The prospect of “redecorating,” or any other form of “home improvement,” generally gets me thinking, quickly, about a lengthy research trip abroad. Yet I can, and recently did, spend several pleasant hours contemplating ceramics, furniture, and — would you believe it? — wallpaper. But not at Home Depot, I quickly add; rather, in a book — “Pugin: A Gothic Passion,” published in 1994 by Yale University Press in association with London’s Victoria and Albert Museum.
As I suggested at the top, however, Pugin’s genius was not limited to architecture and other grand schemes of design. He also worked magic on a much smaller scale: custom-designed wallpaper; magnificent pieces of furniture (dining-room cabinets, armoires, tables, desks and tables); beautifully intricate ceramic tiles, plates, and dinner and tea services — all of them a delight to the eyes.
Born on March 1, 1812, Pugin was received into the Catholic Church in 1835, and his passion for the Gothic (by which he meant, not hair-raising horror novels but the civilization of the Middle Ages and its distinctive aesthetic) was obviously enmeshed with his religious convictions. For the Gothic, as Pugin understood it, communicated even more than that sense of transcendence that is palpable in a great medieval cathedral like Chartres. The Gothic bespoke a sensibility about this world, the human place in it, and the moral life appropriate to men and women made in the image and likeness of God. Buildings tell us something about the people who live, work and worship in them, Pugin, believed: they tell us what those people think of themselves, their destiny and their responsibilities.
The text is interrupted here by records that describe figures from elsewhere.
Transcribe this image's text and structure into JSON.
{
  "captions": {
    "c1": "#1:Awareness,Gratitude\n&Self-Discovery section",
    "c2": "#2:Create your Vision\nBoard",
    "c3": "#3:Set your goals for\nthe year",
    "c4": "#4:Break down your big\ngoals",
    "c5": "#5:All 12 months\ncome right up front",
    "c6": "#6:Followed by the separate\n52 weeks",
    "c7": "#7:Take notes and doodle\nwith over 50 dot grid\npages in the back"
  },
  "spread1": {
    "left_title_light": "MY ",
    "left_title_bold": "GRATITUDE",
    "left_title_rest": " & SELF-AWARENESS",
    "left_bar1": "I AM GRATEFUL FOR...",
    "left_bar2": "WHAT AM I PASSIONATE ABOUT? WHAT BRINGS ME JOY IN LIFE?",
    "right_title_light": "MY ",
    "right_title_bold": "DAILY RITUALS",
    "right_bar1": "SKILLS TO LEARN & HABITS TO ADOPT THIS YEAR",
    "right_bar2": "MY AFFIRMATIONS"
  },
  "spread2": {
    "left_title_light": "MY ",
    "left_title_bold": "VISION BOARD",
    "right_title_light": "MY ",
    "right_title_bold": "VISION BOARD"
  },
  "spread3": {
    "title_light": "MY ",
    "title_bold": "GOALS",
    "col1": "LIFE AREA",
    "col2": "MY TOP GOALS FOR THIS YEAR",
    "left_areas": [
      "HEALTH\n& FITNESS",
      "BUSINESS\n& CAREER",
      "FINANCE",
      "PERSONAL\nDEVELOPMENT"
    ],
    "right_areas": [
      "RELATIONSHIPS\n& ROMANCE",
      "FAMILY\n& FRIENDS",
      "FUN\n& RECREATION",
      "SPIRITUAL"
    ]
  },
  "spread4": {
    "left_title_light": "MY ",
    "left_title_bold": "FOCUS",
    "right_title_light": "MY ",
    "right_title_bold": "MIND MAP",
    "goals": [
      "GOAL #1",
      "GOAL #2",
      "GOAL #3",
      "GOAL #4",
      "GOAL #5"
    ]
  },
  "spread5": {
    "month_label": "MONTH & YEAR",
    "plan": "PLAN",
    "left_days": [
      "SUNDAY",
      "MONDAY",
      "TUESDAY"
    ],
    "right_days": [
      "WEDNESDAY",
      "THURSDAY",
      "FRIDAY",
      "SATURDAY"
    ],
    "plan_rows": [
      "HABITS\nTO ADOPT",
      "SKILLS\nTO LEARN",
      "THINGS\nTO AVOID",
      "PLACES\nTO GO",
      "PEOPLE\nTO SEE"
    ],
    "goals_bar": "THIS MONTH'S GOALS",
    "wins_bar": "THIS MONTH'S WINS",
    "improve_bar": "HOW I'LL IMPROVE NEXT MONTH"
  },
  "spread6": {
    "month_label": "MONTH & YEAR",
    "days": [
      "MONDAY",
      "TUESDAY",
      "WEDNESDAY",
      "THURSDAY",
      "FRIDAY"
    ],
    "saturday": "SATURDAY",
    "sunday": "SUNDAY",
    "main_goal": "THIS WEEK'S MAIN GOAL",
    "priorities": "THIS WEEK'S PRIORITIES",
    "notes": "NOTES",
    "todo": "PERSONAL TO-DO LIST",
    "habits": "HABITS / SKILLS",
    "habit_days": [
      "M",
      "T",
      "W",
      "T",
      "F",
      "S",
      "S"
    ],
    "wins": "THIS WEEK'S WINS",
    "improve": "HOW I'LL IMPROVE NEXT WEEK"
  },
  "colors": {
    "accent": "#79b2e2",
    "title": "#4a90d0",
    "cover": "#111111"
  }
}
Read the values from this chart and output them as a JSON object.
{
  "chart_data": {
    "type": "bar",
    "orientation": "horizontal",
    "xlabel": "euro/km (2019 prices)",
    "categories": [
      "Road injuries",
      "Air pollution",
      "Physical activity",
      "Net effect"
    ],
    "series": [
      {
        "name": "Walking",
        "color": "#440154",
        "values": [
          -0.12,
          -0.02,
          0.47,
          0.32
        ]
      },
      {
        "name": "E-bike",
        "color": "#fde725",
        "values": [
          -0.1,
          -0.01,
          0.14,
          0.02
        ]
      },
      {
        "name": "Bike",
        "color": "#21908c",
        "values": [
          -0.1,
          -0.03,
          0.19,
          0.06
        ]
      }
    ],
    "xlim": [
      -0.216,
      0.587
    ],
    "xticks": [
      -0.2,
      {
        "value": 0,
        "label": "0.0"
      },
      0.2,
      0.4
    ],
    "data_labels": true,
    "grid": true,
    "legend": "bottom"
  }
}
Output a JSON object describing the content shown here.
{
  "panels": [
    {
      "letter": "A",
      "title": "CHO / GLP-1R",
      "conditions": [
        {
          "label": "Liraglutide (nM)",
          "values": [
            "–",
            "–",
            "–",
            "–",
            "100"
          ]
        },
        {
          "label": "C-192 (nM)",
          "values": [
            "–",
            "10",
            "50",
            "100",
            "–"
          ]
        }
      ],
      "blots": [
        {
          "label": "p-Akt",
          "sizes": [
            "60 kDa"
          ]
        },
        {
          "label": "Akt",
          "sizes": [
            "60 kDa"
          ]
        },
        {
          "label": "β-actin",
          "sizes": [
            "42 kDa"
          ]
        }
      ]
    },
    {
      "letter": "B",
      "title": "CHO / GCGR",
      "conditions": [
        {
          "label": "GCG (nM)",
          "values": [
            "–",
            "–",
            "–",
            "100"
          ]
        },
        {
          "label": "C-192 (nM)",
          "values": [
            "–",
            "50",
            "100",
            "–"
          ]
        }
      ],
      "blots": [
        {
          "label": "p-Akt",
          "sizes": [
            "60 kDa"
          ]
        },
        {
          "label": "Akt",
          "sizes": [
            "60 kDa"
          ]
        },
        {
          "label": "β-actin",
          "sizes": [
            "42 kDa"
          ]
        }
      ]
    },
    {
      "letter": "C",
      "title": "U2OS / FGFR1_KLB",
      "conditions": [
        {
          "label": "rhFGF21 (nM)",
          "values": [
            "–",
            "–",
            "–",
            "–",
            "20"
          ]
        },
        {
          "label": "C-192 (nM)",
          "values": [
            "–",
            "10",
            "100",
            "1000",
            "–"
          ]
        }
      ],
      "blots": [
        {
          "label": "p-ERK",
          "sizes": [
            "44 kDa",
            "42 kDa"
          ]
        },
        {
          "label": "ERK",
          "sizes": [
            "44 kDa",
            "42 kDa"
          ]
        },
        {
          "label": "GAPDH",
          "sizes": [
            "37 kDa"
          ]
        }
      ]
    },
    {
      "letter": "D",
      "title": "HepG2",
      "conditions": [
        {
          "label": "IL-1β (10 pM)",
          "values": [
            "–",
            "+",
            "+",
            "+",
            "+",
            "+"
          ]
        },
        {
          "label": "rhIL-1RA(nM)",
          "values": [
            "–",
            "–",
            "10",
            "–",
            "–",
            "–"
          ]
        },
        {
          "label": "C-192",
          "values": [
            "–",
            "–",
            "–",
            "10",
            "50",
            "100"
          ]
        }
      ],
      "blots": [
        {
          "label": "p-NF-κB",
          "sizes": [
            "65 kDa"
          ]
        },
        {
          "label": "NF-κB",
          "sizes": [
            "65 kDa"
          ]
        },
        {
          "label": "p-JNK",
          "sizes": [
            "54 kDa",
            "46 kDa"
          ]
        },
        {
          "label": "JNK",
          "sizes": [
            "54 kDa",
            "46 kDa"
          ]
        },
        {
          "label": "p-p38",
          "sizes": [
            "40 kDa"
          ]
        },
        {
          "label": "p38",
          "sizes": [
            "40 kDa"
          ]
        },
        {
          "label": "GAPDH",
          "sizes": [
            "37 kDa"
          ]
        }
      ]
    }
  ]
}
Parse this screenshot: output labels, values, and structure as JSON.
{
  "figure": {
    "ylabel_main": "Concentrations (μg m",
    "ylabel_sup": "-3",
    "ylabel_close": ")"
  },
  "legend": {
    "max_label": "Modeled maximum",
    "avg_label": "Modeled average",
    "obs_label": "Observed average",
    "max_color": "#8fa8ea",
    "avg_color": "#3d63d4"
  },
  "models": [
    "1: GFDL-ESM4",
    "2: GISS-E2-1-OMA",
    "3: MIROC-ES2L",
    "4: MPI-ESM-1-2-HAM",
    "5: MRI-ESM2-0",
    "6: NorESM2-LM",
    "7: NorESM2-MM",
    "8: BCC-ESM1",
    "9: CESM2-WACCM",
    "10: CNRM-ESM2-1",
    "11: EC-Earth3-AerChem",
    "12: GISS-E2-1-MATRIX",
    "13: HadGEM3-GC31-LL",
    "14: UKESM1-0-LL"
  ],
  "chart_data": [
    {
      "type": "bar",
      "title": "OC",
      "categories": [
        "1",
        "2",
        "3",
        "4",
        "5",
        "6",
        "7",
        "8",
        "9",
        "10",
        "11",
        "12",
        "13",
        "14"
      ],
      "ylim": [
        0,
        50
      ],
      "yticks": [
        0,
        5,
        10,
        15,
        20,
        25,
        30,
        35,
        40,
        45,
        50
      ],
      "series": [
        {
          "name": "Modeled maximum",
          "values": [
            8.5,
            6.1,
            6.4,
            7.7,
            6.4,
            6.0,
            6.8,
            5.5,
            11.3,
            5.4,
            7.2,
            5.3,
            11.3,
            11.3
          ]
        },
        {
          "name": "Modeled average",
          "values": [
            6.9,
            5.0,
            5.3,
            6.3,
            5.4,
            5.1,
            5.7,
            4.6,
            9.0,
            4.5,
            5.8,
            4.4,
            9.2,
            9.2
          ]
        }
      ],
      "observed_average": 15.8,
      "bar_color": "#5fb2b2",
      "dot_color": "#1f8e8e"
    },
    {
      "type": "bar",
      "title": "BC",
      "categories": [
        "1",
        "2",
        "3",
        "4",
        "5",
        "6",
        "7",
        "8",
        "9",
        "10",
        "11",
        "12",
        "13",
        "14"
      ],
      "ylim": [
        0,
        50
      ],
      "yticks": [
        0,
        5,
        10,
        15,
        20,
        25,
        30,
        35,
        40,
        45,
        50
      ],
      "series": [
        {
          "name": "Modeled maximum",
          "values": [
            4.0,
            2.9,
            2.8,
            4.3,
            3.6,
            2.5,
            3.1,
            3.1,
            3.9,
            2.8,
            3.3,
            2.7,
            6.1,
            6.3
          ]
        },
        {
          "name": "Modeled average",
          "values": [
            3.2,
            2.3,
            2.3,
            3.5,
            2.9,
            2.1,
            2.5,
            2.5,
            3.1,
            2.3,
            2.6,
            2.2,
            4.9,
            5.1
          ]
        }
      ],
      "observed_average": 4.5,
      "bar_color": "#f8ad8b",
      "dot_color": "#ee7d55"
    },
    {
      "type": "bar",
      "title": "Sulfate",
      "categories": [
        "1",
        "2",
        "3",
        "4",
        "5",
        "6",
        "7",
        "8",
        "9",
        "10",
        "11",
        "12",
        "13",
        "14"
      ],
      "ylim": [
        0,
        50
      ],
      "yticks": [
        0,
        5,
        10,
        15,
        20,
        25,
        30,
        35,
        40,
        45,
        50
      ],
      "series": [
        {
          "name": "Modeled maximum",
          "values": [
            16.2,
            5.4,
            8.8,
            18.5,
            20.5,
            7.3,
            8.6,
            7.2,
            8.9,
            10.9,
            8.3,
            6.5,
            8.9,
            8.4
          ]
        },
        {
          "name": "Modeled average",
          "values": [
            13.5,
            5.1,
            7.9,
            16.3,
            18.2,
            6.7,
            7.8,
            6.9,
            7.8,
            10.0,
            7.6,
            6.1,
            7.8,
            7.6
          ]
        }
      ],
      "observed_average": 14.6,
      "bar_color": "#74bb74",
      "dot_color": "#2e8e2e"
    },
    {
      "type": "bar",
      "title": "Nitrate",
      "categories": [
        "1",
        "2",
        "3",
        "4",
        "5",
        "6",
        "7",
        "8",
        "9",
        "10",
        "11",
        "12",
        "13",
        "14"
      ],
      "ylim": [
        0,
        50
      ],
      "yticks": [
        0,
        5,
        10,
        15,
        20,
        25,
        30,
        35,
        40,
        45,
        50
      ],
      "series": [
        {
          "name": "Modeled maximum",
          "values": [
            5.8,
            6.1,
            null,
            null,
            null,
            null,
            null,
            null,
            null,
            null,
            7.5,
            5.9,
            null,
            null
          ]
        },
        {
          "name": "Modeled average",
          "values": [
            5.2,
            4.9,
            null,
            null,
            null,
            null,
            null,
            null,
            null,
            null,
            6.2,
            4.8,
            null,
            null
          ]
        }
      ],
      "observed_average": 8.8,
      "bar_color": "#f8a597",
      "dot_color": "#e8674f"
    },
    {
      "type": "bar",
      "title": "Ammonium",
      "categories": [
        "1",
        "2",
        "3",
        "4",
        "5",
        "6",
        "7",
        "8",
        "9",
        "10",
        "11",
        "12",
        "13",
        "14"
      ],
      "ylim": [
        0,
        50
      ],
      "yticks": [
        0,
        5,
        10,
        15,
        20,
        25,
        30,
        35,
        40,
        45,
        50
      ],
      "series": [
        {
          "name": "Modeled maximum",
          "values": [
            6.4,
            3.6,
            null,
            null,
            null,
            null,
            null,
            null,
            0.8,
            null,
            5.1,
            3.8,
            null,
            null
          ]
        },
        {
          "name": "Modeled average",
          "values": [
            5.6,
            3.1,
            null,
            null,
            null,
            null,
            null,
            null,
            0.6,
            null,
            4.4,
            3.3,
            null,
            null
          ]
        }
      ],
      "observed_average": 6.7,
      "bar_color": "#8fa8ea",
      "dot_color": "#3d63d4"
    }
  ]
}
Thus in an 1836 polemic, Pugin, arguing on behalf of the Gothic Revival to which he and Sir Charles Barry gave noblest expression in the Palace of Westminster, contrasted a medieval monastery with a 19th-century poorhouse. The monastery, Pugin noted, was a place where the monks grew their own food, made their own clothes, shared what they grew and made with others, and offered the poor a decent place to be buried. Compare this, Pugin wrote, to “a panopticon workhouse where the poor were beaten, half-starved, and sent off after death for dissection. Each structure was the built expression of a particular view of humanity: Christianity versus Utilitarianism.”
Considering which, we may well hope that the Department of Health and Human Services never gets into the architecture business.
Pugin’s magnificent ecclesiastical architecture and church decoration, like the extraordinary interiors he designed for the Palace of Westminster, were, to adapt Blessed John Paul II, material exercises in philosophical anthropology — expressions of an idea of the human person. Pugin’s churches were built for people whose baptism had given them a unique dignity: through the eternal priesthood of Christ, exercised through the ordained ministry of the Church, the baptized were empowered to offer true worship to the Father. The same was true of the Houses of Parliament. They were designed by Barry and Pugin to reflect the dignity of self-governance among free citizens, whose participation in public affairs was another expression of their innate human dignity.
Churches that look like Pizza Huts are expressions of a dumbed-down theology and (if you’ll pardon the word twice in one column) anthropology. On Pugin’s bicentenary, the Church might well reflect on how it can do better than that.